拳1個分を開けて隣に腰掛けると、潮は手を僕との間に置いた。少し動いたら触れてしまう距離だ。
「あの…さ、むーちゃん。」
潮の視線は僕との間に置かれた手に注がれている。
「手、触ってみて…くれない…?」
バッと顔を上げて潮を見る。期待しているような、不安そうな、色んな感情が籠った表情だった。
「うー、ちゃん?」
「俺ね、もしかしたら大丈夫かもしれない、だから、ねぇ。」
懇願するような目だった。
「わかった。」
潮の手の甲に、僕の中指をそっと触れさせる。
その瞬間。
バチッ
潮が僕の手を弾いて触れた手の甲を守るように摩っていた。
「あっ…あぁ…ごめ…」
「うーちゃん!」
潮はそのまま部屋を勢いよく走って出ていってしまった。最後に見えた表情は涙を溜めて不安と疑問でいっぱいという顔だった。
弾かれた手を見つめる。うーちゃんには何か希望が見えていたのだろうか。こんなことを試そうとしたのは初めてのことだった。
うーちゃんを抱きしめたい。その気持ちは今でもずっと変わらない。手の痛みより胸にチクチクと針が刺さったような痛みが響く。
でも、うーちゃんの方が辛いだろう。何かに縋る思いで僕の手に触れようとしてくれたのに、自分の身体がそうはさせてくれなかった。この痛みは潮の痛み。
この時間だ。寮の外に出ることはしないだろう。1人で苦しんでいる潮を放って置くことはできない。触れられなくても隣にいたい。
僕は潮の姿を探すことにした。
もう日付が変わりそうな時間だ。平日の今日は流石にリビングに人はいなかった。キッチンも、脱衣場も、バルコニーや玄関の前も探したが、姿は見えなかった。潮の体質を知らない人の所に潮が訪れるとも考えられない。…外に出てしまったのか?
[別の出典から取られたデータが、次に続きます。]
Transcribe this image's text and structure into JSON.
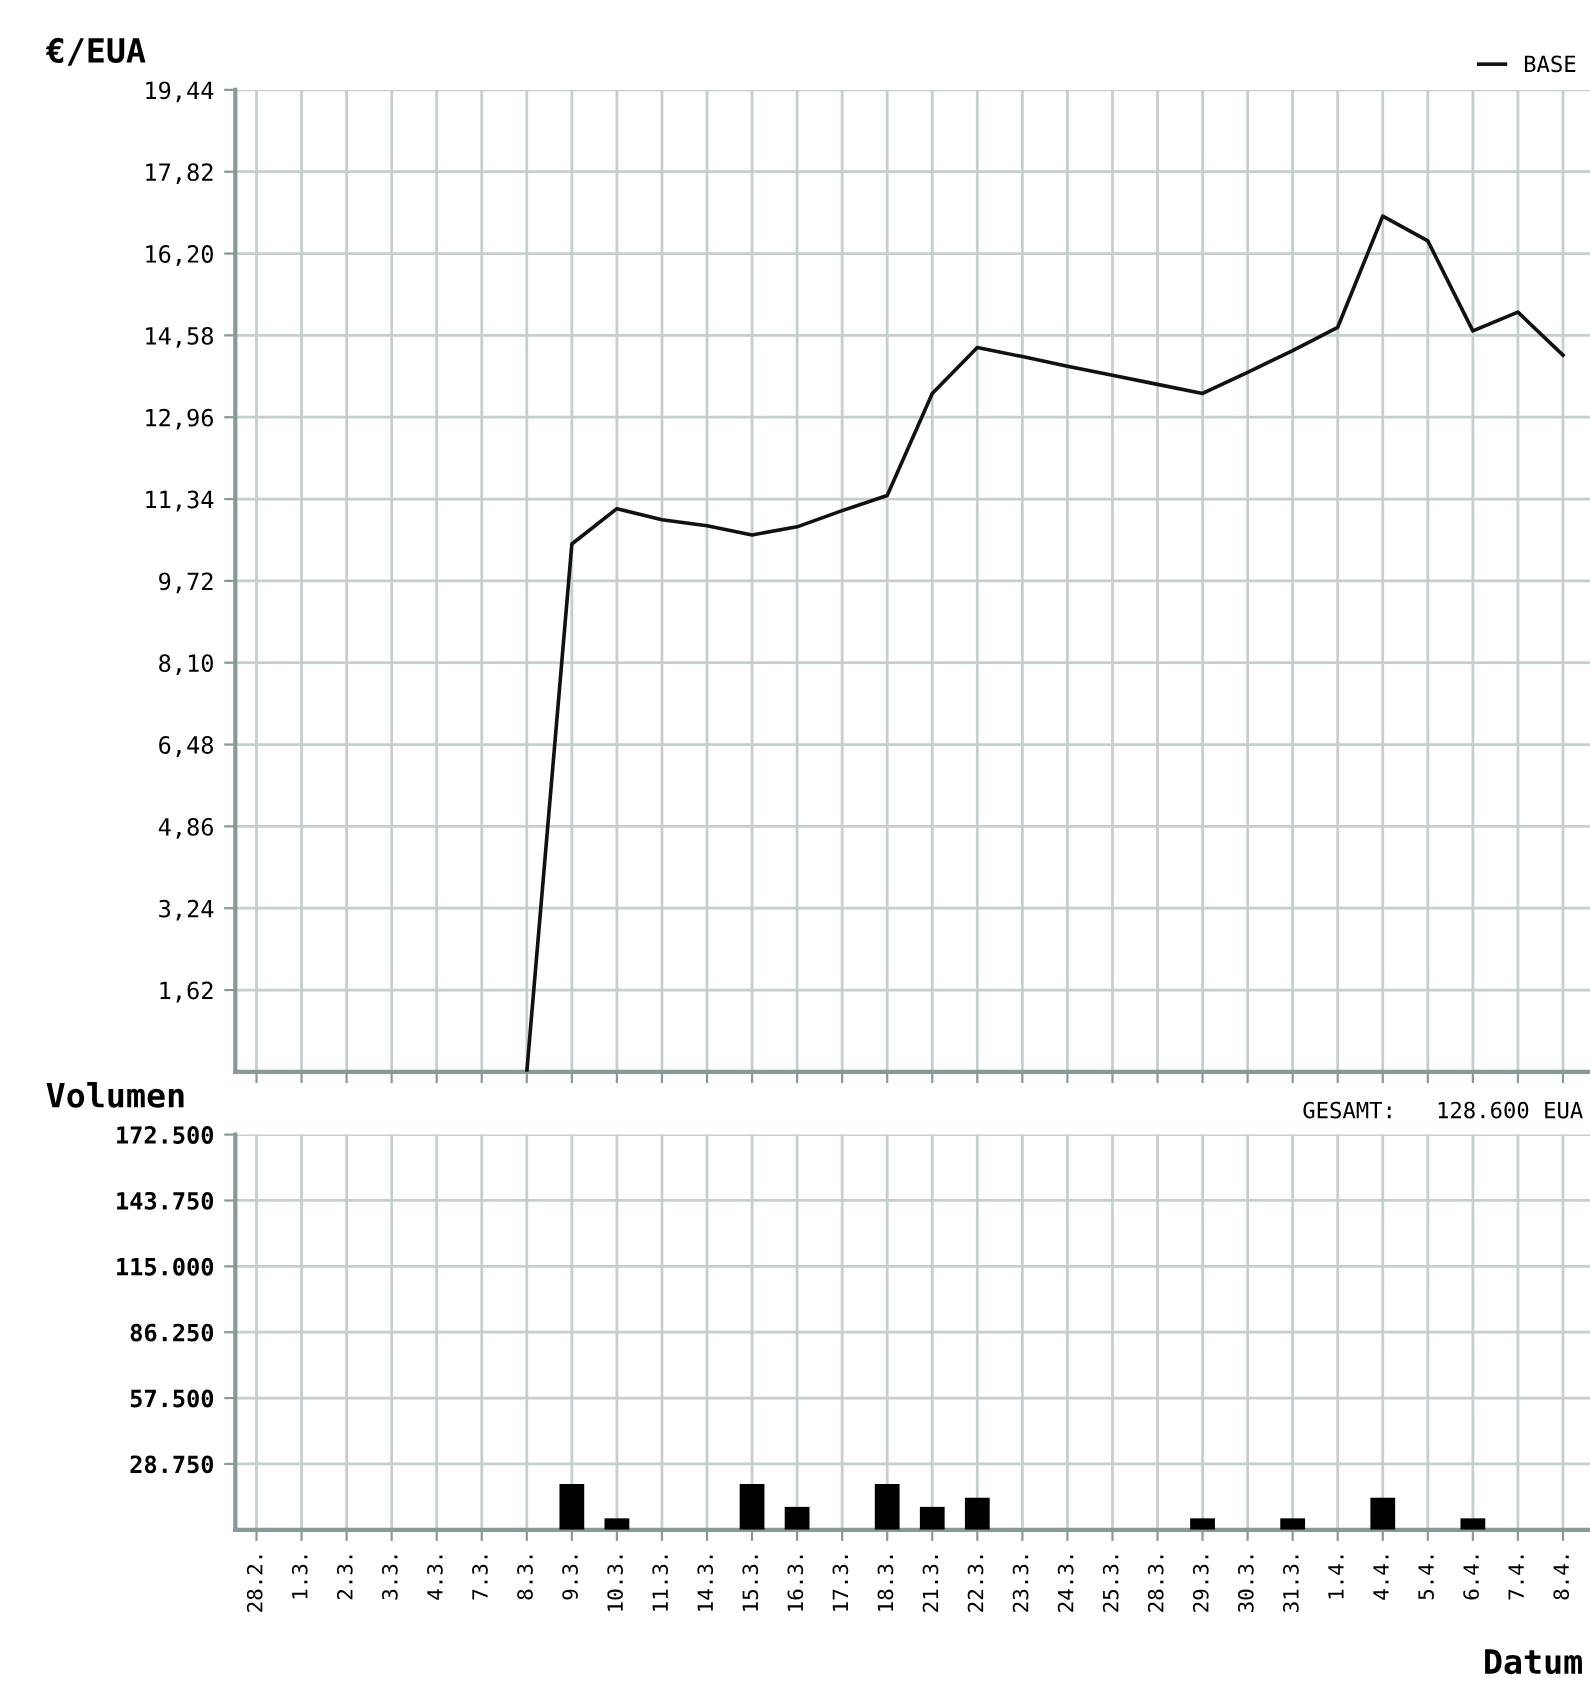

もう一度玄関に向かおうとした時、使われていない部屋のドアが少し開いていることに気がついた。その部屋の電気が付いていることにも。
近づくと中から声が聞こえる。
「…お……だ……じゃ……」
「…っ、ひっ……お…れ……」
潮の声だ。潮が泣いている。
わかった瞬間ドアの隙間から中を覗く。潮はそんな姿見られたくないだろうが、傍に居られないことのほうが辛かった。
「…え…?」
隙間から見えた姿に崖から落とされたような衝撃を受けた。
「しお、大丈夫じゃ。大丈夫。」
そこにいたのは潮と、夜半さん。
潮は、夜半さんにすがりついて泣いていた。夜半さんの胸に顔を埋めて、しっかりと服を握っていた。
夜半さんの手は……
潮の頭を撫でていた。
見ていられなくてその光景に背を向ける。壁にもたれかかり、ズルズルとしゃがみ込んだ。
「潮、なんで。」
潮がもし人に触れることができるようになったのなら、1番最初に触れることが出来るのは自分だと信じてやまなかった。それが、
「夜半さん…」
先程はたかれてしまった手の甲を眺める。
どうして潮に触れられるのか、どうして潮が縋りついて泣いているのか、
なぜその相手が僕ではないのか。
潮のしゃくり上げる声を聞きながら唇を噛み締めることしかできなかった。